Congratulations, MarkBastable! A nice little story, but my heart went another way. Congratulations to all the finalists, each of you deserved to win. But in the end, there can be only one... The Litnet has spoken! Again, congratulations, Mark on well deserved win!
It is hard enough to get people to read the rules we have, so I don't think that adding more would be helpful. Besides, when you have so many rules, contests can be rather a drag. And I don't know how the moderators could enforce them anyway. For instance, I've been published--but in very obscure magazines and in one equally obscure collaboration.
The only way I could see that someone could have an unfair advantage in this contest is if they have several identities on LitNet that vote for them, or they tell their friends to vote for them.
However, I don't believe that happened here. I believe everyone liked Forever Young, and I can't blame them--it was a fine story.
I am curious about the author of Kim and Me too, but I understand wanting to remain mysterious. After all, the problem is that if people start recognizing your writing style, it could go against you. Of course, it might help too. It would depend on the person.
So, what I really want to know is...when are we starting the next short story competition? And are the rules going to be the same?
Well, given the anonymity of the internet, we're all just assuming the other authors aren't 'professional' or 'published' authors. Maybe the author of Kim and Me is a very bored Joyce Carol Oates come to troll us on these forums.
So we can't possibly regulate that.
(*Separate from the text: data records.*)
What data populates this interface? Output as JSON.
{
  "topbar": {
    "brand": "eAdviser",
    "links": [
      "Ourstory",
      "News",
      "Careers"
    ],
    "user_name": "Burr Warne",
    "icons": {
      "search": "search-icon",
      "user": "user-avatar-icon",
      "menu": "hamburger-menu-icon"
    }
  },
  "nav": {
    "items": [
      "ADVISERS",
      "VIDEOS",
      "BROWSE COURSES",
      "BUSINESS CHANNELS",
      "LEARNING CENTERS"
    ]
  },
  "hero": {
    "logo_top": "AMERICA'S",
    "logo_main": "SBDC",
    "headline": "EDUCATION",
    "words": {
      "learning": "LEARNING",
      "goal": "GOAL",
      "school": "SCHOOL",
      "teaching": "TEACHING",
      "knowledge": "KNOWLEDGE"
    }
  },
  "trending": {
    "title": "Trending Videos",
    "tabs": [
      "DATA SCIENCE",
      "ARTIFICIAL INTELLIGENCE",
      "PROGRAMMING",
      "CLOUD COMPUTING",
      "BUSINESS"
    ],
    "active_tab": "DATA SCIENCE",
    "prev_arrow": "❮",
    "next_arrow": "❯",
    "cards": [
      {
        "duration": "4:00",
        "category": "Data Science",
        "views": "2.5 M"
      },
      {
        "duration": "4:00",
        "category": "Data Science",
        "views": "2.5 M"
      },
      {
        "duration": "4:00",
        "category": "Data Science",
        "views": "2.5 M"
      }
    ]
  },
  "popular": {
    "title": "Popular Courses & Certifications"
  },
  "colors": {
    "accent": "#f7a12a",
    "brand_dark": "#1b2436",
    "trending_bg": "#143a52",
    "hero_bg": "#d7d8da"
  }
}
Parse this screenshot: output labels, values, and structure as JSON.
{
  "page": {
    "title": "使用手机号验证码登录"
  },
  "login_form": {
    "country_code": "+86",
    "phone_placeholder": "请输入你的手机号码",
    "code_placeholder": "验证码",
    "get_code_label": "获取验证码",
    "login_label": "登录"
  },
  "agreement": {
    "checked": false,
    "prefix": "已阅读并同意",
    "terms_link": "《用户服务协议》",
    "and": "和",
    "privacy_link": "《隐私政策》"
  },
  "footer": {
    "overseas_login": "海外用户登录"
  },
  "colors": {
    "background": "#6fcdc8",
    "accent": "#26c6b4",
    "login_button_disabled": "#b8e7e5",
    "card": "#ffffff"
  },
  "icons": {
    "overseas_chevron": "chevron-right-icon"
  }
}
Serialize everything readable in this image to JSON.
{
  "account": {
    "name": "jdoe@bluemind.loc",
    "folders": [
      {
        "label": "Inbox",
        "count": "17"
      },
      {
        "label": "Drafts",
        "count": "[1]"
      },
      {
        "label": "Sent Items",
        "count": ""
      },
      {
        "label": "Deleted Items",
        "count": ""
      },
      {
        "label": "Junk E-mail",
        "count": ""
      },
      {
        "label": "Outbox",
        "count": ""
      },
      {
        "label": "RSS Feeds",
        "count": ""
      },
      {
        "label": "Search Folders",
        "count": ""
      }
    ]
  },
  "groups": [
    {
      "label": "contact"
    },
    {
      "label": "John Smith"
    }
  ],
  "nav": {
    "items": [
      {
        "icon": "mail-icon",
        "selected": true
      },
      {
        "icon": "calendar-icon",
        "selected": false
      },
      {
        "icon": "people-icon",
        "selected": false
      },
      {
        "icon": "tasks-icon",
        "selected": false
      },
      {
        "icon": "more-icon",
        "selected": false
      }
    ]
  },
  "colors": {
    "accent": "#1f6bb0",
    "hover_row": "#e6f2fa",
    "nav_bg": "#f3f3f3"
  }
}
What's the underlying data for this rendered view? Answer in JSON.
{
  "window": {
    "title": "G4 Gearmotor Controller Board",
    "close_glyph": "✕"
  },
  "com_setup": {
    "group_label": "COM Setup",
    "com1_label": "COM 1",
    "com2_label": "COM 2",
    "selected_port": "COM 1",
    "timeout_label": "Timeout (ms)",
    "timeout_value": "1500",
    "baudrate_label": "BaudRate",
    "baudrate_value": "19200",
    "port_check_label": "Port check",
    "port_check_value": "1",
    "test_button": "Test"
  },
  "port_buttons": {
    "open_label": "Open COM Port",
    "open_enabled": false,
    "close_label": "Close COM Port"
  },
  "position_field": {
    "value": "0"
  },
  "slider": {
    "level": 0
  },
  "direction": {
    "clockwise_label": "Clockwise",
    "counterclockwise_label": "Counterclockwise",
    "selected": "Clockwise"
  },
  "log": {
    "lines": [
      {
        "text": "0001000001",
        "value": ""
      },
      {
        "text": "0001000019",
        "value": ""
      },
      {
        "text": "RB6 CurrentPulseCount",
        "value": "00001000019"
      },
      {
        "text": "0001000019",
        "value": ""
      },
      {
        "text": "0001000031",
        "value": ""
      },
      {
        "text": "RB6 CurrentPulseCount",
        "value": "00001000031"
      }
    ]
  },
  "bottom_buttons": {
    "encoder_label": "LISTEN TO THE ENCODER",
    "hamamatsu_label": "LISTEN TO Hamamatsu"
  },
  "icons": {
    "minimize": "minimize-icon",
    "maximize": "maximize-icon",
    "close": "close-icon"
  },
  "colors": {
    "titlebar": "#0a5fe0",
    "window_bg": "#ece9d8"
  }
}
But what's more important is that if we implement that rule anyway we can single Mark out and drop a lil' bit of hate on him. And that would be very cathartic. We could just rephrase the new rule for convenience's sake: The competition is open to all forum members with 100 posts or more and who are not MarkBastable.
J
I have to start by saying that I am rather disappointed to see that a thread which remains open to congratulate the winner of 2011 Competition has turned into an inexplicable display of bitterness.
This competition is open to all members who have accumulated 100 or more posts. If we are to consider adding limitations on participation and voting, should we also consider banning native speakers because ESOL speakers like myself can very easily claim that those who are native speakers have an unfair advantage over us? How about writers voting for themselves? Or friends and family voting for them?
It would be impossible for us to "police" all these criteria and, demonstrating mutual trust and honesty, we will be able to carry on with minimal restrictions on the stories and contributors.
As it was mentioned above, the only thing we object to is members creating multiple accounts (which is a bannable-offence on its own as well) to be able to vote repeatedly in the competition, which is the reason why the voting cannot be annonymous. I am glad to add that this has happened only couple of times since the competition started.
I would also like to remind that I am not at liberty to reveal the identity of the contributors. If they choose to do so, they will, I am sure, come forward themselves.
I hope my post will lay some of the issues raised to rest so that we can now offer Mark the congratulations he deserves and look forward to reading more stories both by him and other members who are willing to take the challenge in 2012.